Genau deshalb hat die IGP vor zwölf Jahren mit einer intensiven Kommunikation begonnen. Wir stehen für mehr Transparenz, weil es überhaupt nichts zu verheimlichen gibt. Wir führen seither gezielt den Dialog mit den Konsumenten, wie zuvor mit den Landwirten oder den Agrarvertretern.
Aber die Kritik kommt ja auch von Bauern.
Auch ich würde mir wünschen, dass man sich noch mehr öffnet. An sich sind die Türen für noch mehr Dialogarbeit geöffnet. In Österreich wurden gute Schritte gesetzt, europaweit könnte mehr passieren.
Wie wird also die IGP in den kommenden Monaten in Österreich über den notwendigen Einsatz von Pflanzenschutzmitteln informieren?
Nur nörgeln hilft nicht. Wir haben jetzt weitere 18 Verbände und Stakeholder – insgesamt sind es 40 Personen – mit an Bord und entwickeln mit ihnen eine positive Agrarvision. Es geht um die Gesunderhaltung unserer Kulturpflanzen. Da gibt es sicher verschiedene Wege dorthin. NGOs lassen die Konsumenten oft im Glauben, dass die Landwirte Pflanzenschutz aus Jux und Tollerei einsetzen. Wir sagen, es braucht Pflanzenschutz, in welcher Form auch immer.
Als Hauptargumente dafür gelten Nahrungsmittelsicherheit und Souveränität. Angesichts von bis in die Abendstunden übervollen Supermarktregalen und gleichzeitig zig Tonnen Lebensmittelabfällen stellt sich zunehmend die Frage, ob gerade auf einem satten Kontinent wie Europa diese Gründe überhaupt ziehen. Wie sehen Sie dieses Dilemma?

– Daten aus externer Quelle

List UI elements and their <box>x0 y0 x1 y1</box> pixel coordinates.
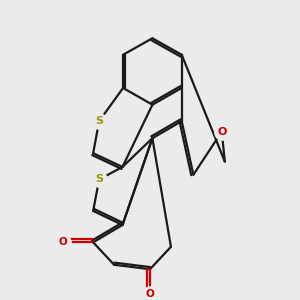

Unser Prozess soll dazu dienen, das aufzuzeigen, allen voran die Sicherstellung der regionalen Produktion in Österreich, aber auch in Europa. Im Gemüse-, Obst- und Kartoffelbau, bei Rübe oder Raps sehen wir immer höhere Ernteverluste. Neben dem Wegfall von Pflanzenschutzmitteln zählen Klimaveränderungen und invasive Schädlinge zu den täglichen Herausforderungen. Und am Beispiel Energie wurde ja offenkundig, wie schnell es gehen kann, wenn man sich zu sehr in Abhängigkeiten von Importen begibt. So hat China einen Getreidevorrat von einem Jahr, Amerika für vier Monate, Europa etwas weniger. Da stellt sich vielleicht einmal die Frage: Bekomme ich überhaupt die benötige Ware und wenn ja, zu welchem Preis?
„Wir stehen für mehr Transparenz und Dialog mit den Konsumenten, weil es überhaupt nichts zu verheimlichen gibt.“
Braucht es vielleicht sogar immer wieder Missernten und solche Krisen, damit man Pflanzenschutz für gesunde Pflanzen überhaupt in die Köpfe der Leute bringt?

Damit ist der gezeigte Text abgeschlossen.